Weeks before the Midwest, Northeast and South went through their historic early January deep freeze, the citrus industry in California’s San Joaquin Valley experienced a record early cold snap – weeks before Christmas – that had many of the state’s fruit and vegetable growers reeling. This was the longest cold spell California has had this early in the season in decades. The good news was the cold snap came and went in days. The bad news was that it wasn’t even the first day of winter yet.
In the not-too-distant past, a freeze like this would have meant immediate and long-term economic devastation for the region’s economy. In 1990 and again in 1998 there were devastating freezes in the San Joaquin Valley that not only put local citrus growers on the brink of losing their farms, but also cost many of the area’s workers their jobs and caused local businesses to shutter their windows. Agriculture is the engine that drives the local economy, purchasing large amounts of goods, services and fuels. And when farmers catch a cold – as the saying goes – rural America catches pneumonia.
In 2007, yet another devastating freeze hit the valley. But this time there was no widespread scare of farm foreclosures, no downturn in the local economy and no shuttering of windows. That’s because unlike the old days, California specialty crop farmers were protected by crop insurance policies, purchased with money out of their own back pockets.
For the vast majority of California’s farmers who raise specialty crops – like citrus, almonds, grapes and stonefruit – crop insurance is the only tool available to help them recover from natural disasters. Crop insurance is a public-private partnership whereby farmers purchase policies that are sold by private crop insurance companies and partially discounted by the federal government.
First and foremost, crop insurance puts risk management squarely in the hands of farmers, requiring them to purchase polices in order to enjoy the relative protection that crop insurance offers. California farmers have certainly embraced crop insurance, spending nearly $100 million out of their own pockets in 2012 to purchase policies. As Senate Agriculture Chairwoman Debbie Stabenow pointed out, when a farmer signs up for crop insurance, “the farmer gets a bill, not a check.”
Since crop insurance is sold, managed and delivered by the private sector, when disaster strikes, indemnity checks usually arrive less than a month after the paperwork is completed. In the past, when farmers would rely on disaster assistance from the federal government, it took months, and more than a year in some cases, for those funds to finally reach the hands of the growers who had lost everything. For a grower whose entire citrus crop has just been frozen, a year can be about 11 months too long.
Another aspect that sets crop insurance apart is that it is sold, and delivered by private sector crop insurance agents who can only differentiate themselves from other agents through the exceptional customer service they give to farmers. Talk to a popular crop insurance agent and you will find that when a freeze hits, they’re working 24/7 to help make sure the farmers who purchased policies are getting back on their feet.
The growth of crop insurance from a policy that few farmers purchased a few decades ago to today’s policies which in 2013 protected 90 percent of planted cropland is a testament to the efficacy and affordability of the policies and the dedication and professionalism of the private sector crop insurance agents who sell and service the plans.
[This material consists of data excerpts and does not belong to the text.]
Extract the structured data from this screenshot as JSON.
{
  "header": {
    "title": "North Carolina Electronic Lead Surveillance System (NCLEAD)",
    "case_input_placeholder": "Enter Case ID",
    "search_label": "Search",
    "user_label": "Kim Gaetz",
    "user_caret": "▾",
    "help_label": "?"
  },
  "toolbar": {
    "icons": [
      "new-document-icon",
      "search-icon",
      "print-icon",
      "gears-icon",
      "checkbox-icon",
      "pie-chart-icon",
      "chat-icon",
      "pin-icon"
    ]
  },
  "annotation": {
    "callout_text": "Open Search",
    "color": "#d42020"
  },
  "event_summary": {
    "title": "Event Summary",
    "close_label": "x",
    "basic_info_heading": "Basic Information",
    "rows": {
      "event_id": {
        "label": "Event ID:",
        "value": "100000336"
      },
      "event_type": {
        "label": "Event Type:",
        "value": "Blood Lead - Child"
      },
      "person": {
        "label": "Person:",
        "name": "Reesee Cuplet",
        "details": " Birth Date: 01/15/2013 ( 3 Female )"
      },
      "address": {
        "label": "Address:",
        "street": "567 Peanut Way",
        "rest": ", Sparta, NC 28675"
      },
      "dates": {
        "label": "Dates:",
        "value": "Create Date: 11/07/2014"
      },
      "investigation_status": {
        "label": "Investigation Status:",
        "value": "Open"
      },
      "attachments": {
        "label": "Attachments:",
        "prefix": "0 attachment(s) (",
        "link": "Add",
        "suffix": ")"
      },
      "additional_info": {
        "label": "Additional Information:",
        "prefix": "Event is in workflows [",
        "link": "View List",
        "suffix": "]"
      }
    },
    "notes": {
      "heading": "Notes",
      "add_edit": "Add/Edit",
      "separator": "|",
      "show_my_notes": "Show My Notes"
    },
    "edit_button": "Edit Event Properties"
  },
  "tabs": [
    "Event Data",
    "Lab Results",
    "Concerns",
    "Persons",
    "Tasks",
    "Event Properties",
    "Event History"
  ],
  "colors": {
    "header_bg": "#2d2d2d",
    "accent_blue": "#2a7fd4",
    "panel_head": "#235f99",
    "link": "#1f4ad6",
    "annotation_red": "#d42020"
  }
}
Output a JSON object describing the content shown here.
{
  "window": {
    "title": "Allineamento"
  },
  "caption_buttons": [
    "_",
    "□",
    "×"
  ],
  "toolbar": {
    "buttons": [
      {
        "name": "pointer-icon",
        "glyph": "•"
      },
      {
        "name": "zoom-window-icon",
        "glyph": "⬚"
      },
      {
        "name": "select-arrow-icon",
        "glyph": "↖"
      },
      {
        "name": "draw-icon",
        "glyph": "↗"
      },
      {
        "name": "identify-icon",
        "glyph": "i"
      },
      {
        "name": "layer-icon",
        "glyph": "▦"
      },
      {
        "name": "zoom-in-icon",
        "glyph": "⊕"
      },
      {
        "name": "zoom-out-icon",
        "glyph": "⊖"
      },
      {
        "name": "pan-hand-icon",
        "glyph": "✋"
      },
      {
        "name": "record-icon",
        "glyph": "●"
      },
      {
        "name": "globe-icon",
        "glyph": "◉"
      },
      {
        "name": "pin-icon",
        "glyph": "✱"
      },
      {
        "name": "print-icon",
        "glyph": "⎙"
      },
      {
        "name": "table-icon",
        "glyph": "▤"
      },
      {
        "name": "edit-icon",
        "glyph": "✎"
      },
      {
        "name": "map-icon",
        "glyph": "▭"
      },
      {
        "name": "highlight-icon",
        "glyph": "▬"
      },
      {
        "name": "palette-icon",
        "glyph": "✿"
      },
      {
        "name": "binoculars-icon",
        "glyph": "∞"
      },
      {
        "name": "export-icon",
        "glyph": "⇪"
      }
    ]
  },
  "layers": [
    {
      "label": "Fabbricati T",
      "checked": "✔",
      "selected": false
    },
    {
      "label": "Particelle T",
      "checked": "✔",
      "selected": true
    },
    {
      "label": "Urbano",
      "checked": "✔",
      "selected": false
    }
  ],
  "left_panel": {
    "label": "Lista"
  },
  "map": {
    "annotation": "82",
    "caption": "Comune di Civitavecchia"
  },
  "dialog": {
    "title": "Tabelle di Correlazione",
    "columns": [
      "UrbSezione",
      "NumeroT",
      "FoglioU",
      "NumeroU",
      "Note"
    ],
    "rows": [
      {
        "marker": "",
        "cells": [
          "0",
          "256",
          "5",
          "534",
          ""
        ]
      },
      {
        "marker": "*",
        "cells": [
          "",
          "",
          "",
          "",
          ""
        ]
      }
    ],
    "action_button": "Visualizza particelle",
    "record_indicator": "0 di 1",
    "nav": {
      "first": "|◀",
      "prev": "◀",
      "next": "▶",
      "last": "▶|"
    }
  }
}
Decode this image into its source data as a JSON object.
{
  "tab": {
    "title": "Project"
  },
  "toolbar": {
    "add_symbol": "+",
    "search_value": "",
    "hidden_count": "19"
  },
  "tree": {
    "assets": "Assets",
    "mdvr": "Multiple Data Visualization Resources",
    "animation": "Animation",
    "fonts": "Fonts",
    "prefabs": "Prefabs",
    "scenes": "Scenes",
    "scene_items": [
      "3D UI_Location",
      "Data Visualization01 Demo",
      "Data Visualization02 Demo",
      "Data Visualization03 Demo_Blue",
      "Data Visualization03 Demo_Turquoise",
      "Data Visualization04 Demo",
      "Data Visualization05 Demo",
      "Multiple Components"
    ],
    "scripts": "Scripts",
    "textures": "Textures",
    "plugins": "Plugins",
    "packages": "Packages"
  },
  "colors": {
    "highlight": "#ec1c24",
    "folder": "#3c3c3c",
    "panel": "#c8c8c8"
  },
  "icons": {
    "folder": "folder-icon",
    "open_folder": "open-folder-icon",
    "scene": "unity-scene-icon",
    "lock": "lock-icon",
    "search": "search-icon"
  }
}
Crop insurance is available for 128 different crops, and that list is expanding. In some ways, the abundance of America’s farm sector seems like a miracle, but it’s not. If it weren’t for hard work, investment, infrastructure and crop insurance to manage some of the major risks, there might be a lot fewer consumers enjoying America’s fresh fruits, nuts and vegetables.
Certainly the growers of mandarins, oranges and lemons in the San Joaquin Valley were stressed out by the long and unusual freeze. But those who purchased crop insurance knew that when the sun rose the next day, they won’t be alone, as their crop insurance agent and participating company will be there to help get them back onto their feet.
Laurie Langstraat is vice president of public relations for National Crop Insurance Services in Overland Park, Kansas.